Right now, we're using the notebooks to build better lecture materials + workshops, especially for my DevOps course:
https://github.com/CSC-DevOps/Course
We've seen some interest in having support for live documentation + OneOps (simple runbooks for one-off devops tasks), so we'll probably continue to explore this more.
Yes, one use-case is making it easier to setup/teardown clusters for local testing. Two practical scenarios for us: 1) autograding ansible/configuration scripts, 2) CI for instructions/tutorials that involve clusters/devops: https://builds.sr.ht/~ottomatica/job/69644#task-report
Cloud-ready images is an important direction, and on the horizon.
Some limitations in terms of the vms and providers:
* If the size of the initrd is too large, it cannot properly unpack into vm's RAM --- size of RAM must be increased accordingly. We could also change [boot params](https://www.lightofdawn.org/blog/?viewDetailed=00128), or use shared disks, etc.
* For hyperkit, apple's vmnet requires sudo to create a bridge interface on host. We've played with a version that use's vpnkit and port forwarding (like linuxkit/Docker for Mac), but this adds lots of complexity in image, and opted for the simpler approach.
* We would like a better template mechanism for reusing base images and extending. Right now, we support using base image reuse, with extensions through docker buildargs---ideally, we would want something like %include support in Dockerfiles.
* Finally, we're investigating how to make images work well on multiple providers. For example, ubuntu does not play nice with hyperkit out-of-the-box, but works fine for vbox and kvm.
Even notebooks still are problematic, for example, this study found that only 25% of Jupyter notebooks could be executed, and of those, only 4% actually reproduced the same results.

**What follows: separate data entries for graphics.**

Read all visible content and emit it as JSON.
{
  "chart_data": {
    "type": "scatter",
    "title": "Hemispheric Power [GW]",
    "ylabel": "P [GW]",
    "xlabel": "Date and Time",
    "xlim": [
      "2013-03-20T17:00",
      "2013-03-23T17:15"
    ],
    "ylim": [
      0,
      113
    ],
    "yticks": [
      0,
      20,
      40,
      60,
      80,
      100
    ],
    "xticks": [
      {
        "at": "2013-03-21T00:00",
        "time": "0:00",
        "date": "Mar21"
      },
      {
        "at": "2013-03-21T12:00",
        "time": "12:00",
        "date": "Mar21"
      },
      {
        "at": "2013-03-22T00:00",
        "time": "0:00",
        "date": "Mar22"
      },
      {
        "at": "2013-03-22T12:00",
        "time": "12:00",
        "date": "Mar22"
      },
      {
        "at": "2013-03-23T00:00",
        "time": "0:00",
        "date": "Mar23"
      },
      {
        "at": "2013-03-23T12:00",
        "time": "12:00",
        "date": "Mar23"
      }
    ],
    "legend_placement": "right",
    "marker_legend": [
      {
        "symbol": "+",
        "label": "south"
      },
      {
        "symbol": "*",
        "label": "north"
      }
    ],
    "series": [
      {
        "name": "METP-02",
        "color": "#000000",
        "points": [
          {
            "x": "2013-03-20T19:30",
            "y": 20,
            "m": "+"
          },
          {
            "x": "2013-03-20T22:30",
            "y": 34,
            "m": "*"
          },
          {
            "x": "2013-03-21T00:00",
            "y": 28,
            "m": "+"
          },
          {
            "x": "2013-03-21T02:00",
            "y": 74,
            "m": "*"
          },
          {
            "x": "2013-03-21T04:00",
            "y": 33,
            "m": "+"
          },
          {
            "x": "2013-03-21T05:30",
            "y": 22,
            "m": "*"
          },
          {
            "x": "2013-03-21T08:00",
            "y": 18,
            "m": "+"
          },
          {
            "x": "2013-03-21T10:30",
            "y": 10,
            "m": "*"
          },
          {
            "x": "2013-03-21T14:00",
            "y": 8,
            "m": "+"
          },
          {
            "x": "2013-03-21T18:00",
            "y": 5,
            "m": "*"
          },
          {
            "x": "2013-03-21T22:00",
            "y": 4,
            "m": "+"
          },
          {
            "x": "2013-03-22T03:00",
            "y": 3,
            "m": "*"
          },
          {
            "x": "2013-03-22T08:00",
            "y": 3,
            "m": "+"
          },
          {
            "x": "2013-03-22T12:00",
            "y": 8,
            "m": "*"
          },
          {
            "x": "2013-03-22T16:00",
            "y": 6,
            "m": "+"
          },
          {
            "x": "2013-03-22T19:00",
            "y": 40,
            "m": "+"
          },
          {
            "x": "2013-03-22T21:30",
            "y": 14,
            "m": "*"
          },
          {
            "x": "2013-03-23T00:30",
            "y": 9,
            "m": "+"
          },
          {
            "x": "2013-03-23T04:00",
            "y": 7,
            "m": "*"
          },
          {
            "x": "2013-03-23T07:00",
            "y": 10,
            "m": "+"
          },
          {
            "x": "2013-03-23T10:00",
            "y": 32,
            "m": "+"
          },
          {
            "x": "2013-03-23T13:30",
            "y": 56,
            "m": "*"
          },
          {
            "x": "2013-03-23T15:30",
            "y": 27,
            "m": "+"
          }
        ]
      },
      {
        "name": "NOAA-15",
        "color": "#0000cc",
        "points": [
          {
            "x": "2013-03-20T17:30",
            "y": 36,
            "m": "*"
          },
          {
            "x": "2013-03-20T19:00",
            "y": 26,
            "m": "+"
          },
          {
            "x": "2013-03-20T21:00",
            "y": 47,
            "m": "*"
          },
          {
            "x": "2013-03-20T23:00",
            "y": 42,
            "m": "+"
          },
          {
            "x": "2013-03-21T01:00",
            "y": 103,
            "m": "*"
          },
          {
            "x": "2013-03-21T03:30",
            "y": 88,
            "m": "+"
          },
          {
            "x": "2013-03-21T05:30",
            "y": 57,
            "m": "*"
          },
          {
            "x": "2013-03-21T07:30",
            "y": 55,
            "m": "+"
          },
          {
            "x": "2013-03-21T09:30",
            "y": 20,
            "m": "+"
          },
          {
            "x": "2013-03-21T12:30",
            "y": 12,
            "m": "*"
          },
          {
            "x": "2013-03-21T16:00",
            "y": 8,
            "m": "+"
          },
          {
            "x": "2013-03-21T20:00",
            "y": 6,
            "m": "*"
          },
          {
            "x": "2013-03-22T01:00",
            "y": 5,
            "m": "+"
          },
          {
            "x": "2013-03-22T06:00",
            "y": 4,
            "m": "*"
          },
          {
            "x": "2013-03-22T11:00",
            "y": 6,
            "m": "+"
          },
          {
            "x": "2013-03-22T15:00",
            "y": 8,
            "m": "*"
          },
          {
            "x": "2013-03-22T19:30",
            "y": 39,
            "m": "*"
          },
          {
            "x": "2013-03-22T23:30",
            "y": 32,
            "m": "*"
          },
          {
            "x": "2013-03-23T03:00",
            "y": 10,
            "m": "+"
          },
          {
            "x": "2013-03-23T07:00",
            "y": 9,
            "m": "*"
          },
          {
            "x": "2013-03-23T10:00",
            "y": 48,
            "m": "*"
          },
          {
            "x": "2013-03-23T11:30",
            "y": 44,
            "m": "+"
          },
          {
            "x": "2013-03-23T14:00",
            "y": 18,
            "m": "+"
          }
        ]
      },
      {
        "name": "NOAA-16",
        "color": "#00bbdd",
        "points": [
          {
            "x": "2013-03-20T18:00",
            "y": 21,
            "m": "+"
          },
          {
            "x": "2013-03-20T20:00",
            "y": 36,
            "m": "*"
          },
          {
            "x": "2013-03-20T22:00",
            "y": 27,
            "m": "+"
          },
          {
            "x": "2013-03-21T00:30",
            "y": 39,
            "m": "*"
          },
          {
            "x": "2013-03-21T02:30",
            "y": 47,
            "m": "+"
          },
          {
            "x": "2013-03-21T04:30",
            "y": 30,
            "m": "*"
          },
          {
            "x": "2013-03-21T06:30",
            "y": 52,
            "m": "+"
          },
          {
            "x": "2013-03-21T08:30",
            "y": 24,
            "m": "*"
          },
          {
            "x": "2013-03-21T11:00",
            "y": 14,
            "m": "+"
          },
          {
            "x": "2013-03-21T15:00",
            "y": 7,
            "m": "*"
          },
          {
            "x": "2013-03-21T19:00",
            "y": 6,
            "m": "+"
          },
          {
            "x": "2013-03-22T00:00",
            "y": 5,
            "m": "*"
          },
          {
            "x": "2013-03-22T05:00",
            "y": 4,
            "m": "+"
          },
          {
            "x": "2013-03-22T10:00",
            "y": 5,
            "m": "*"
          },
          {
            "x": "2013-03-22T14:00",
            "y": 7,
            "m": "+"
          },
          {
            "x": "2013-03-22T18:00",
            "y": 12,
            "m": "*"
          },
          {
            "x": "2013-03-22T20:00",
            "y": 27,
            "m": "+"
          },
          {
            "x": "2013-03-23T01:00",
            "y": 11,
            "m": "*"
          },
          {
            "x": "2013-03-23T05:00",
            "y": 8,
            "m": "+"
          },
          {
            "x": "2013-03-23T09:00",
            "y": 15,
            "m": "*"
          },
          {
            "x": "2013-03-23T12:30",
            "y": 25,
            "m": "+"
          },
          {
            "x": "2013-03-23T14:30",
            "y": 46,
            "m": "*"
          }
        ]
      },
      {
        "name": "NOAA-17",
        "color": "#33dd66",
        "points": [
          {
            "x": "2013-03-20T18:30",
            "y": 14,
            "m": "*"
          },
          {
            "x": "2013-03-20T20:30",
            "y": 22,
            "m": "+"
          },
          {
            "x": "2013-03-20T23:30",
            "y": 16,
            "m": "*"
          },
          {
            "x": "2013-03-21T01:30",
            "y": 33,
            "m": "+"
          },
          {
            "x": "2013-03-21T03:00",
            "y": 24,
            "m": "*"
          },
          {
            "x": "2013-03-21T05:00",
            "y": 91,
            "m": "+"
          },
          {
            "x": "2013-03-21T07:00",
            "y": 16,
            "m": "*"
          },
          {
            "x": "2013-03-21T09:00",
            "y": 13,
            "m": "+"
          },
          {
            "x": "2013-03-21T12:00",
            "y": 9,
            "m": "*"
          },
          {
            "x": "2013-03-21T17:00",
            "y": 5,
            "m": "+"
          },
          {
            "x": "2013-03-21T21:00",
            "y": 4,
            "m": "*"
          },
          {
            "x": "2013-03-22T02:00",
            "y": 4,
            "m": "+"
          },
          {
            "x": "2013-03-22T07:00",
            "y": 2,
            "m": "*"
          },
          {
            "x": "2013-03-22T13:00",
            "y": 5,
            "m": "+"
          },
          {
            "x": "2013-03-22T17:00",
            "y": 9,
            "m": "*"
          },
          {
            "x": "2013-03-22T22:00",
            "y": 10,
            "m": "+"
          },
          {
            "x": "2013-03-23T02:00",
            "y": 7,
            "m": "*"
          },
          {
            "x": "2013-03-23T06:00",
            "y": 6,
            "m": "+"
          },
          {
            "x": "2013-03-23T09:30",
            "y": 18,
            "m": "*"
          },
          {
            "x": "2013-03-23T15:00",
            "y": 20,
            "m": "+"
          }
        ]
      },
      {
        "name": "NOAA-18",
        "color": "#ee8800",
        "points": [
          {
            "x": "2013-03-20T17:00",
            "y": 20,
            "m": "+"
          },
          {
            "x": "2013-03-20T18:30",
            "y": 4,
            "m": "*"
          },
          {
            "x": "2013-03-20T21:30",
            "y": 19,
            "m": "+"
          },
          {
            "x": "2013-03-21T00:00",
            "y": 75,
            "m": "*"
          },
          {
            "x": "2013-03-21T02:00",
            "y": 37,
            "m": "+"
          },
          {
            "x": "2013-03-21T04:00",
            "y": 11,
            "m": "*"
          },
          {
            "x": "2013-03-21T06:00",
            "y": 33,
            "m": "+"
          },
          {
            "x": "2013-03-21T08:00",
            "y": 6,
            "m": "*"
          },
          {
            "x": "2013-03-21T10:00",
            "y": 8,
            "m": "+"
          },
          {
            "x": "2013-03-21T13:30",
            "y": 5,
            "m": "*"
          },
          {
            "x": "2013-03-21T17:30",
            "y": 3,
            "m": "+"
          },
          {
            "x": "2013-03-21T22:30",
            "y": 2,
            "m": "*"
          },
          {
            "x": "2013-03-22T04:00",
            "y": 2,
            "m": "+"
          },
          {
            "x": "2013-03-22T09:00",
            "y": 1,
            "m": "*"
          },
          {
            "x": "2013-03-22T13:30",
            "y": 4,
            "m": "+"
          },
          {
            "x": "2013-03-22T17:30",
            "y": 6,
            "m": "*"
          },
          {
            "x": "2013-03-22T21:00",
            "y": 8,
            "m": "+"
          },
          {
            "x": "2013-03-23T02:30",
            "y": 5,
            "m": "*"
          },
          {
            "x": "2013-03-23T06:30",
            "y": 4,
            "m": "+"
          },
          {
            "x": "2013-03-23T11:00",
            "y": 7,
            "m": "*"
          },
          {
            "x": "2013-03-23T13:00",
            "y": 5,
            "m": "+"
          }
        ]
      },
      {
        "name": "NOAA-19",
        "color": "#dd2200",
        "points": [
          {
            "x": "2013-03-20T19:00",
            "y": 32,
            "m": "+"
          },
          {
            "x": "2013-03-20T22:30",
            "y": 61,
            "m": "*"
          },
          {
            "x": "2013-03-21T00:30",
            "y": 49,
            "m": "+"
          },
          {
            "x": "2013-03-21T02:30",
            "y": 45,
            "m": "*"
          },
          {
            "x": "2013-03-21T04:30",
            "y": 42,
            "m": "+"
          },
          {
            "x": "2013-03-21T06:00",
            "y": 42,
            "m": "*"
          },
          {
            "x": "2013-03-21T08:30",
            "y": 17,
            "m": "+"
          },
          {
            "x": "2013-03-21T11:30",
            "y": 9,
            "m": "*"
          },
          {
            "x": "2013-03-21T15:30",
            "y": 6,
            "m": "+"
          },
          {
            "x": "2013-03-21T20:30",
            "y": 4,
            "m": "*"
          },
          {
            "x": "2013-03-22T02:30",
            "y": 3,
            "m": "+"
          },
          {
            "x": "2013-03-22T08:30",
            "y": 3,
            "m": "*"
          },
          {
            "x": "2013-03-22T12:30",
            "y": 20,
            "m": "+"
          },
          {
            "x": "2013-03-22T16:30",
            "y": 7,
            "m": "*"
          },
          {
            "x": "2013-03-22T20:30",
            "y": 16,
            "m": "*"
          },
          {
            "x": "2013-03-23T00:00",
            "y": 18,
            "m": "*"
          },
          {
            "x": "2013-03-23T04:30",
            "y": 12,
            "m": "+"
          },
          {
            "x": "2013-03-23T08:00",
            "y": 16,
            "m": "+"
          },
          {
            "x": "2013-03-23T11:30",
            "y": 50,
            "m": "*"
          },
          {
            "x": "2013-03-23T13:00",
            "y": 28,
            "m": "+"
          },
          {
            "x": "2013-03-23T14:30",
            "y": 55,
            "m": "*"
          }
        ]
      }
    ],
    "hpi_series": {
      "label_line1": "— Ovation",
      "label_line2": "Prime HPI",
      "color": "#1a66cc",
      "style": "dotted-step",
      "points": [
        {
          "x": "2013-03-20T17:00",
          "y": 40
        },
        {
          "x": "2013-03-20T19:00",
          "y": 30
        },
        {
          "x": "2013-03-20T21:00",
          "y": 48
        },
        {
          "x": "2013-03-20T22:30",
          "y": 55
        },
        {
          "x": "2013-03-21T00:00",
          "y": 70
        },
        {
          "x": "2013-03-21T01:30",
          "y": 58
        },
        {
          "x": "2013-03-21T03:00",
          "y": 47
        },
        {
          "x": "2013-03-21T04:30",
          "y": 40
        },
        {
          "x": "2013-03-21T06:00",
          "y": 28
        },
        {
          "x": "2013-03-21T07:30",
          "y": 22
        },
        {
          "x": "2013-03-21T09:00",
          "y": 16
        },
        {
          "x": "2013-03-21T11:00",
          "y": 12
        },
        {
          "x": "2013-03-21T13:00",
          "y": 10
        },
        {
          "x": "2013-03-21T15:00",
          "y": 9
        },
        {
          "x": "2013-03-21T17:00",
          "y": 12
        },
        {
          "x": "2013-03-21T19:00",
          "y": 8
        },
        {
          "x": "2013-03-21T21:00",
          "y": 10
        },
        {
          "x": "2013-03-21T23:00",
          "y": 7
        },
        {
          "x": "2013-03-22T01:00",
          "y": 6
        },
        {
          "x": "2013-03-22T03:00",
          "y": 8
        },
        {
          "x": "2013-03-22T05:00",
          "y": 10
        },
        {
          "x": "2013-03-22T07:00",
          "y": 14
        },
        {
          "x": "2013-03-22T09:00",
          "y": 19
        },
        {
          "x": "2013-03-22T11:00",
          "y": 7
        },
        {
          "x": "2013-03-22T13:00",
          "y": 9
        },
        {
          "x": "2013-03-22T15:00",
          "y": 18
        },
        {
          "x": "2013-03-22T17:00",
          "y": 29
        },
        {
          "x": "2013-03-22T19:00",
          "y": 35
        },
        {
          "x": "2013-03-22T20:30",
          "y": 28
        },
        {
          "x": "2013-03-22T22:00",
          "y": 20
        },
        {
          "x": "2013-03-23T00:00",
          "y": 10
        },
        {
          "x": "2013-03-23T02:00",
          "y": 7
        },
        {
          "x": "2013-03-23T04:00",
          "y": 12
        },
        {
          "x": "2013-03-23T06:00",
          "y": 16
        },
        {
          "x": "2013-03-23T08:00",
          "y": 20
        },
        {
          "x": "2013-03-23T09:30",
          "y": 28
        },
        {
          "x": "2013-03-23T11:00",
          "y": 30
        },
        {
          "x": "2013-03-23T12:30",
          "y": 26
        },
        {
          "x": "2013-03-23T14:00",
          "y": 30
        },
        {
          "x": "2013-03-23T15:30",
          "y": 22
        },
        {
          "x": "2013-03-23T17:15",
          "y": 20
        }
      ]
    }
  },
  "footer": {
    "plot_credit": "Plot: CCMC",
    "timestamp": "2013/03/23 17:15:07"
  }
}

http://www.ic.uff.br/~leomurta/papers/pimentel2019a.pdf
One compromise is to evaluate the paper separate from it's artifacts, which are reviewed for availability, reproducibility, and reusability. In software engineering conferences, this is becoming a standard, and while there is a huge burden for reviewers to evaluate these things, I think it does take us in the right direction. So in this case, we also submitted our paper for evaluation for its artifacts.